Although it depends on the employer on what to reimburse, it is best to reimburse the precise IRS mileage rate. Here are the top five reasons why.

1. Costs of Gas

All the costs related to driving could be tedious and more of a hassle. Fortunately, the gas costs are included in the rate the IRS places for reimbursement mileage. Because of this, you do not have to include the gas receipts of your employees. All you have to do is pay the employees based on the mileage. You can use Google Maps to track their routes, use the mileage submitted by the employees, or use the gas receipts they reported.

2. Unclaimed Tax Deductions

Employees can subtract the mileage that employers did not reimburse, but they can only do this if they itemize their deductions. The majority of low wage earners that have no properties are most likely not itemizing their deductions. In other words, if the employer does not reimburse the entire rate, there is no other way that the employee can reimburse their lost expenses. It could be fine if the selected rate covers gas and the employee does not drive too much to cause any wear and tear on his vehicle. However, if the employee does not itemize the deductions and drives a lot, he is going to be out of change.

3. Employee Retention

Reimbursing the full IRS mileage rate is perfect for retaining employees and for their morale. It is very costly to lose good employees and hiring unhappy workers is costly too. Employees feel that they are valued if they do not feel shorted or used. In addition, delivery drivers and salespeople have a massive impact on the success of the business. This is because they are always at the forefront of dealing with the customers and take charge of the business’ inventory.

4. Minimum Wage

The employer could be violating the minimum wage laws if the out of pocket business expenses of the employees cause them to be below the minimum wage.
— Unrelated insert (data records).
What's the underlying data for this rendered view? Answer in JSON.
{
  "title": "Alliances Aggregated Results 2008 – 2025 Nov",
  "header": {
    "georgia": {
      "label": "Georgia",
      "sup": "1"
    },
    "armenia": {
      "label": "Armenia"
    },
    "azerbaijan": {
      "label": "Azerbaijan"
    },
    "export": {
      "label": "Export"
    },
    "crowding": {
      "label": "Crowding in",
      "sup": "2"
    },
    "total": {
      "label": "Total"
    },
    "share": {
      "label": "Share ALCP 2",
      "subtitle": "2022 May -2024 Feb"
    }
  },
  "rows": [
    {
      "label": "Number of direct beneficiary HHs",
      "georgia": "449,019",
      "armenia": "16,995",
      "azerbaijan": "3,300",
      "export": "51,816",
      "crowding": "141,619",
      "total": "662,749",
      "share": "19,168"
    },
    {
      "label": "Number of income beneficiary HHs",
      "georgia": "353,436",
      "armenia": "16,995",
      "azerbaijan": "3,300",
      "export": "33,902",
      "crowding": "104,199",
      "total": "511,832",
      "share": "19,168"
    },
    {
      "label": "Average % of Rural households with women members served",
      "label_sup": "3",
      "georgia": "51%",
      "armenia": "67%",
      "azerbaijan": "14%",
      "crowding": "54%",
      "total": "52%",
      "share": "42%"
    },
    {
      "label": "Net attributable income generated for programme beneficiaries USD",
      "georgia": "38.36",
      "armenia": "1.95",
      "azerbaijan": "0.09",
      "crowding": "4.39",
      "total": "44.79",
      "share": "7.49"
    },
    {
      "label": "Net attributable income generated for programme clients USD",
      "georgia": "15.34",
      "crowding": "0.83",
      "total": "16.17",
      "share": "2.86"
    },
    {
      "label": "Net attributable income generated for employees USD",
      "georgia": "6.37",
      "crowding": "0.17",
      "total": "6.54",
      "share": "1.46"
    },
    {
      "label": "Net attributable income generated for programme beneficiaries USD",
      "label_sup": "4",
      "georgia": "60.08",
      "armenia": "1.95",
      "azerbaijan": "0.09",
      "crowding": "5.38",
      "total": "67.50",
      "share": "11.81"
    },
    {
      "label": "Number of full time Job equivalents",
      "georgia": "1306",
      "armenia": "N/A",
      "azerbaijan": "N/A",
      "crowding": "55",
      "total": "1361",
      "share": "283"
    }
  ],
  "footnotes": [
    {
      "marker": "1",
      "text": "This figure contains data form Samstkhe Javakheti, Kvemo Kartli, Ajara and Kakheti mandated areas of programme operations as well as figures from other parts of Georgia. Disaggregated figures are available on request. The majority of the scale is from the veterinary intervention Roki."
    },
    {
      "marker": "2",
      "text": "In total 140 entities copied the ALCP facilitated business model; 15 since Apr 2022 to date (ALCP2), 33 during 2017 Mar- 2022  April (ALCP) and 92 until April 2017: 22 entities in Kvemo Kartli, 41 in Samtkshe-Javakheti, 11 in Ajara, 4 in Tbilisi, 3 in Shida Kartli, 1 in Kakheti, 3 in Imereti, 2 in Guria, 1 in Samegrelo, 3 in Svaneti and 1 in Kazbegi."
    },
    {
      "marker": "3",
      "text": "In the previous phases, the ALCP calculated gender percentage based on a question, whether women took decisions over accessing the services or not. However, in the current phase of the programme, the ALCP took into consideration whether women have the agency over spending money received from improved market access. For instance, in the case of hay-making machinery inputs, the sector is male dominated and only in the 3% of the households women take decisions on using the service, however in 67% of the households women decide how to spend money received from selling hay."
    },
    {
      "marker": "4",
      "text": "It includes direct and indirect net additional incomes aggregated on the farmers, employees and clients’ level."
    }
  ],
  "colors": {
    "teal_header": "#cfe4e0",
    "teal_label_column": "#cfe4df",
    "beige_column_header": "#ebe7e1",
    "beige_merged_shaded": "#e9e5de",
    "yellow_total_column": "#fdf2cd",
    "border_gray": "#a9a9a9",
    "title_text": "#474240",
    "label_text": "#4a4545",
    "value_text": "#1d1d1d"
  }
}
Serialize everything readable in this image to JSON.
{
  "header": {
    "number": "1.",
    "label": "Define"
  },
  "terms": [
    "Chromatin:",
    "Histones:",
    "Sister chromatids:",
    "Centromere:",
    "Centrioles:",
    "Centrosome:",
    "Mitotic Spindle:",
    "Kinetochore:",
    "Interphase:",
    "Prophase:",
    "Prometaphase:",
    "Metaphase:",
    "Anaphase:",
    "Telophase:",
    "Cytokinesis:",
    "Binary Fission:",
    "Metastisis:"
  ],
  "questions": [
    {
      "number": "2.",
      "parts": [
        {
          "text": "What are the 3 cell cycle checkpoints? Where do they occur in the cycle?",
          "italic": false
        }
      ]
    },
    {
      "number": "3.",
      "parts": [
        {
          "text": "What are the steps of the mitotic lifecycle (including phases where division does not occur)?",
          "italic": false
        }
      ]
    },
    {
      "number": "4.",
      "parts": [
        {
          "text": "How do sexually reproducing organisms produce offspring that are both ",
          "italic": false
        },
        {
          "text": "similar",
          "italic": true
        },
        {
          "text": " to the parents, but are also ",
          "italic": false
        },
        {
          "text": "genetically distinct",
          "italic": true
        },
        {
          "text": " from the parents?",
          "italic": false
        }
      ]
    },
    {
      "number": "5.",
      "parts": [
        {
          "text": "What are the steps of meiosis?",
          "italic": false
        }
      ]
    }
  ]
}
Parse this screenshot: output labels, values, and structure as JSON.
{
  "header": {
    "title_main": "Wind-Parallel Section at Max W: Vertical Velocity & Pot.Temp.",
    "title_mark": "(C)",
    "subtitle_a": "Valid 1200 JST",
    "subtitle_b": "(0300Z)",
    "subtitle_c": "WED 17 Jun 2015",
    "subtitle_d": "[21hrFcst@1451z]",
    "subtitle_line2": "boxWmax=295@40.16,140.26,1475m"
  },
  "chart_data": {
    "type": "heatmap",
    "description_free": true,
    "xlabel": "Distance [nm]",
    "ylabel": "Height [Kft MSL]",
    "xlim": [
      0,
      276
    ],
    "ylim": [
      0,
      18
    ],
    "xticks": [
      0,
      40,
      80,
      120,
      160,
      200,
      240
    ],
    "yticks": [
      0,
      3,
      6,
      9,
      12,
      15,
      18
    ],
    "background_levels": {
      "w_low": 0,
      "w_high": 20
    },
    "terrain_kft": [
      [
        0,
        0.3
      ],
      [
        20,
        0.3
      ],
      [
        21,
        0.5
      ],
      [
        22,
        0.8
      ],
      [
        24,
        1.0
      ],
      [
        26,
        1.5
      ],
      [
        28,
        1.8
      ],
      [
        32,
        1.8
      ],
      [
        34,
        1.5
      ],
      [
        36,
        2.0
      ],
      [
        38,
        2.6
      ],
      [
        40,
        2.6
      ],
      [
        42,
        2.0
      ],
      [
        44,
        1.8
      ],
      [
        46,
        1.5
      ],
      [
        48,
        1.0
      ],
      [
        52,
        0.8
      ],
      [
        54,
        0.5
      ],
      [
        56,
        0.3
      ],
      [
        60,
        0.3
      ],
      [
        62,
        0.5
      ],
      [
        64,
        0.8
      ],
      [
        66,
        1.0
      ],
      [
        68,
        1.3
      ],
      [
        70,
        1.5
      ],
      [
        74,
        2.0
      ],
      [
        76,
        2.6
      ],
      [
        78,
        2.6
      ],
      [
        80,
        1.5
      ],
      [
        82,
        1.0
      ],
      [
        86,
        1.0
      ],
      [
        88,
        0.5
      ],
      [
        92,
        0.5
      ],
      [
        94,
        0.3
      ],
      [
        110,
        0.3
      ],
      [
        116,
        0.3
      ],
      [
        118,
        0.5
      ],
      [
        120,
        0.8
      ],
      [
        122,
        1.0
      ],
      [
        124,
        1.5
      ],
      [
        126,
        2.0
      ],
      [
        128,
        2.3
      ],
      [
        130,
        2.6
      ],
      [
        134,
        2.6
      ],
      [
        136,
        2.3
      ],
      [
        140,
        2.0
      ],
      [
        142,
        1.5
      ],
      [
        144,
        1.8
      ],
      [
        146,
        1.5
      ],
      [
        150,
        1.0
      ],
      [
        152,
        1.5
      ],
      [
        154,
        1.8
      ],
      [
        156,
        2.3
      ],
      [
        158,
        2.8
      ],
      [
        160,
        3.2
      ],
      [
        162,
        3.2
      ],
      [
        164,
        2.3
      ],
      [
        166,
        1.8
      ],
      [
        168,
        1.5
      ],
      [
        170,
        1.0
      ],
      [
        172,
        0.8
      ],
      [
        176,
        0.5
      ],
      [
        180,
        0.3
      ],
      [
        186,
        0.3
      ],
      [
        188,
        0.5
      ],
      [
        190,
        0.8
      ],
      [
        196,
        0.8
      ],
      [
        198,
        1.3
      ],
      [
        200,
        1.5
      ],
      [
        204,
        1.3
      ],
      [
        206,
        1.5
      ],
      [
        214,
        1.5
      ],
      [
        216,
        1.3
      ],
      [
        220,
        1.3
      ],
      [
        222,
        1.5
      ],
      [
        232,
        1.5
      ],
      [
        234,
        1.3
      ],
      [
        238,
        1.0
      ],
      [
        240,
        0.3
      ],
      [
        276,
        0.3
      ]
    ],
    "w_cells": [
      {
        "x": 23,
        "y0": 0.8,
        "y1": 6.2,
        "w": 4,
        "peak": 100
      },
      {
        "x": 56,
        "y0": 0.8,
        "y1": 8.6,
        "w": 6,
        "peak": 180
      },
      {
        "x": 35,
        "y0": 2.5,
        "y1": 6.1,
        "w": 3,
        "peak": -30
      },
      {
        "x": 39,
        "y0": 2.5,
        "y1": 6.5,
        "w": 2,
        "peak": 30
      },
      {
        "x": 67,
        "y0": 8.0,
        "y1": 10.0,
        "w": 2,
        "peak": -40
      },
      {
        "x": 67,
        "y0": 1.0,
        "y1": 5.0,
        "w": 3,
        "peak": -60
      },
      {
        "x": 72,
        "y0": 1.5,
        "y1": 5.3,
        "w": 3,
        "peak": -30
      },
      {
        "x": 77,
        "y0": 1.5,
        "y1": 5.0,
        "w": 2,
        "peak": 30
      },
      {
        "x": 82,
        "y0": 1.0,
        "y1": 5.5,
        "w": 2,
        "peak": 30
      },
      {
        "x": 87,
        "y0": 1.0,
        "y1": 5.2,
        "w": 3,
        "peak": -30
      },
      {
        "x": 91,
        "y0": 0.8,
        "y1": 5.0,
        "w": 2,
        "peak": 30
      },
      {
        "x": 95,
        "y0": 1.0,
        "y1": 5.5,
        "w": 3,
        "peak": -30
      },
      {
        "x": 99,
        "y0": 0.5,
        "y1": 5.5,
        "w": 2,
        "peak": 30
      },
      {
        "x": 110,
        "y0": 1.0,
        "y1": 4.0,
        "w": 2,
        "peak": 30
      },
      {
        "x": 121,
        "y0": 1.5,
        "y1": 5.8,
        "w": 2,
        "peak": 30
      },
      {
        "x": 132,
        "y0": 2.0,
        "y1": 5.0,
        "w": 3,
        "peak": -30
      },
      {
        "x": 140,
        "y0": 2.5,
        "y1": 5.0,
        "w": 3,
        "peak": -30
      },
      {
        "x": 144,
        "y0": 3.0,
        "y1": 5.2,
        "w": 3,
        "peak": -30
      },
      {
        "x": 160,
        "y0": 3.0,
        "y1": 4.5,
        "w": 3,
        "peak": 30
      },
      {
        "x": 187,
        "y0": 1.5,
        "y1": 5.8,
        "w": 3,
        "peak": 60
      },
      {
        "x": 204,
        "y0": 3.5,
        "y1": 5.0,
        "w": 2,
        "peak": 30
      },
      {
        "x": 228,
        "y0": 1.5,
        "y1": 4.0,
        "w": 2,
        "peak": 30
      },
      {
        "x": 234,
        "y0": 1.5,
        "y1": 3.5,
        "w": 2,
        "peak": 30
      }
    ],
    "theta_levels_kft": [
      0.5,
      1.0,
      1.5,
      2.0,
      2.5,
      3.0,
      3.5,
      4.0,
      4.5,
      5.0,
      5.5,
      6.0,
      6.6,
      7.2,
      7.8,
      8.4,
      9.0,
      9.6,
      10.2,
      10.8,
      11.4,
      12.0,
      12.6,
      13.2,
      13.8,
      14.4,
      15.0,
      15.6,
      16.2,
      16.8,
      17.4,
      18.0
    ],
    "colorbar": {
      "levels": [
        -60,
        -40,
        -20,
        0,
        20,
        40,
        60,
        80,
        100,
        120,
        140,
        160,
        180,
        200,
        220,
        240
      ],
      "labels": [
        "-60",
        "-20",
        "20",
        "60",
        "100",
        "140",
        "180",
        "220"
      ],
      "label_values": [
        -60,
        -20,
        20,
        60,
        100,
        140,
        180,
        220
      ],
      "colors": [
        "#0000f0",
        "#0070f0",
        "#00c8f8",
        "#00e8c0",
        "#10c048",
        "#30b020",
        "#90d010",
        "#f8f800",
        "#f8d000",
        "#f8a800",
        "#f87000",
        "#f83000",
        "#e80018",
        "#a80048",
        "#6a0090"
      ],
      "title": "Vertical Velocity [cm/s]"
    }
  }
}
According to the Department of Labor, wages must be paid and free from deductions that are impressible.

5. State Laws

If your business is in California, or in several other states with their own reimbursement laws, then you are entitled to reimburse the full IRS mileage rate.

Reimbursing More Than the IRS Rate

Reimbursing more than what the IRS rate requires is not common, but there are several employers that provide a fixed mileage allowance to their employees who drive their own vehicles.

Reimbursing Less Than the IRS Rate

Although employees can subtract the mileage that their employers do not reimburse, it is only possible if the deductions are itemized. The majority of the low wage earners that do not own properties are most likely not itemizing their deductions. In other words, if the employer does not reimburse the entire rate, there is no way for the employee to get his lost expenses back.